Eichstätt: Hauptgewinner ist die Jugend
 
Eichstätt
Ein „Promi-Schafkopfen“ sollte es eigentlich gar nicht sein, hatte der Veranstalter, der alles ehrenamtlich organisiert hatte, noch betont. Auch die Jugendleiter der Vereine, seine Freunde und Schafkopfrunden seien ihm genauso willkommen. Deshalb wurde auch kein Promi ausdrücklich begrüßt. Die Liste wäre auch zu lang gewesen. Egal ob aus Politik (MdB Reinhard Brandl, MdL Eva Gottstein, Stadt- und Kreisräte), ob aus dem Vereinsleben (offenbar sämtliche Vereinsvorstände), ob aus dem Domkapitel (Klaus Schimmöller, Johann Limbacher, Franz Mattes) oder aus der Finanz- und Geschäftswelt (Sparkassendirektor Emmeran Hollweck und die Brauereichefs Hans Gutmann und Stephan Emslander vorneweg): Wirklich „tout“ Eichstätt schien vertreten zu sein.

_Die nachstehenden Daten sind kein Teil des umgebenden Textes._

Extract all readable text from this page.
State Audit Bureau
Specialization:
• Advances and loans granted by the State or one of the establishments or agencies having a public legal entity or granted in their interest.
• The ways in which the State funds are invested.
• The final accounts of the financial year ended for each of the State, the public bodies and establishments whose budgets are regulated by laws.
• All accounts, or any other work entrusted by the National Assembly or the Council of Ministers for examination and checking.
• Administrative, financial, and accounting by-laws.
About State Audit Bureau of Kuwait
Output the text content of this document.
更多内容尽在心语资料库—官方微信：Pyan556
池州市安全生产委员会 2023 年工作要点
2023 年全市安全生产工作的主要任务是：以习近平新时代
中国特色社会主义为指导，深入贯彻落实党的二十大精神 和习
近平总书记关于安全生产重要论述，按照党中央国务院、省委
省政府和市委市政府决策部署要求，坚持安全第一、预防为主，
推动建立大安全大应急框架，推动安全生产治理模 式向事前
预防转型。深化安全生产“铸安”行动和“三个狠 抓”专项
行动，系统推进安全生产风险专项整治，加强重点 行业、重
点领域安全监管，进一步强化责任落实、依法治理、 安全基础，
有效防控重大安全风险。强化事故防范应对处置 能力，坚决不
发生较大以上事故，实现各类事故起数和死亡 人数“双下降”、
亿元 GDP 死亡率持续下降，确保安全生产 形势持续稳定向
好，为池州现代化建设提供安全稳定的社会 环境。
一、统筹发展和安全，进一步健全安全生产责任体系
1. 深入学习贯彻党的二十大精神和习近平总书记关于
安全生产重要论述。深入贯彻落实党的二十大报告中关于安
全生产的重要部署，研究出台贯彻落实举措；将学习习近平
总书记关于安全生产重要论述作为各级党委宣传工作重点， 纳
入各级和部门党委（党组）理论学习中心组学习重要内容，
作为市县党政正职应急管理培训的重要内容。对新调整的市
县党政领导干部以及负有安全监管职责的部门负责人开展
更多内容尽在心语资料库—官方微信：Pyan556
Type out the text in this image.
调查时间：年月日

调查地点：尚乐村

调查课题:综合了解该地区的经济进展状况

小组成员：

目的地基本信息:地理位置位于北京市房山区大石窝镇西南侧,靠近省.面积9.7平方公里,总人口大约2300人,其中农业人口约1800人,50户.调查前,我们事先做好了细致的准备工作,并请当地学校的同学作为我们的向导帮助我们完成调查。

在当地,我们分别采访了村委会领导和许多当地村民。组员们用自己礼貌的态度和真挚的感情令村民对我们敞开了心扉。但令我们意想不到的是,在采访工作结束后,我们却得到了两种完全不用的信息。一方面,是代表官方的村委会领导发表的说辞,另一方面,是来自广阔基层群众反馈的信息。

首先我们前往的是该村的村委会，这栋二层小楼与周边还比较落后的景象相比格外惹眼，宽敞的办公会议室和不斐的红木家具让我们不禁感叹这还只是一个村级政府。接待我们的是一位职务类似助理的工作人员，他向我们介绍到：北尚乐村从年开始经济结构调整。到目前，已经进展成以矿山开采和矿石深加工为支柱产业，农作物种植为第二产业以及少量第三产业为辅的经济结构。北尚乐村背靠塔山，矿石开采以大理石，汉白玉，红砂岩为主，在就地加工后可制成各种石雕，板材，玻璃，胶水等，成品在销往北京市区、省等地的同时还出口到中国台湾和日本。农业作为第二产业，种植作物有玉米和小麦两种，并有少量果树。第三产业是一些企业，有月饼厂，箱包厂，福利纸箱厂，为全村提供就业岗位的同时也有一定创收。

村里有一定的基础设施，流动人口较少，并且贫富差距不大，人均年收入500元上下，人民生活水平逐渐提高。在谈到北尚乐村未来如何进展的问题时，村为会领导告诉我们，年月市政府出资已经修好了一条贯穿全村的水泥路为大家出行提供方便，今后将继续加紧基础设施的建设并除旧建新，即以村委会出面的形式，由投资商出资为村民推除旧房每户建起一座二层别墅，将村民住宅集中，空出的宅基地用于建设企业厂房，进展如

„Mir san die High Society, die oberen Zehntausend“, wurde da gescherzt – was bei knapp 14 000 Einwohnern freilich nicht ganz so schwierig scheint. . . Namen, Titel und Funktionen aus dem echten Leben zählten für diesen einen langen Abend bald eh nicht mehr: Beim Schafkopfen ist traditionell jeder mit jedem per „Du“.

Stich auf Stich klopften die 216 Teilnehmer ihre zwei Mal 40 Spiele auf die Tische – es war erstaunlich ruhig in beiden Sälen, volle Konzentration! Dennoch blieb Zeit für den einen oder anderen Scherz am Rande – auch zur Aufmunterung der hier nicht namentlich genannten hohen Geistlichkeit, die ein angesagtes Solo mit drei Laufenden verzockt: „Gell Hochwürden, jetzt müsst’ ma fluchen dürfen. . .“

Glück gehört schon auch dazu. Und so mancher katapultierte sich mit ein, zwei guten Soli oder wie DJK-Vereinswirt Uwe Holzschuh gar einem erfolgreichen „Tout“, sprich „Du“, das nur unter Aufsicht der Turnierleitung gespielt werden durfte, auf der Siegerliste in die Top Ten. Ganz vorne landete mit 114 Pluspunkten dann schließlich Edmund Hierl, Zweiter wurde Franz Lux mit 111 „Guten“ vor Johann Schneider mit 96 Pluspunkten. Sie durften sich ihre Preise zuerst aussuchen.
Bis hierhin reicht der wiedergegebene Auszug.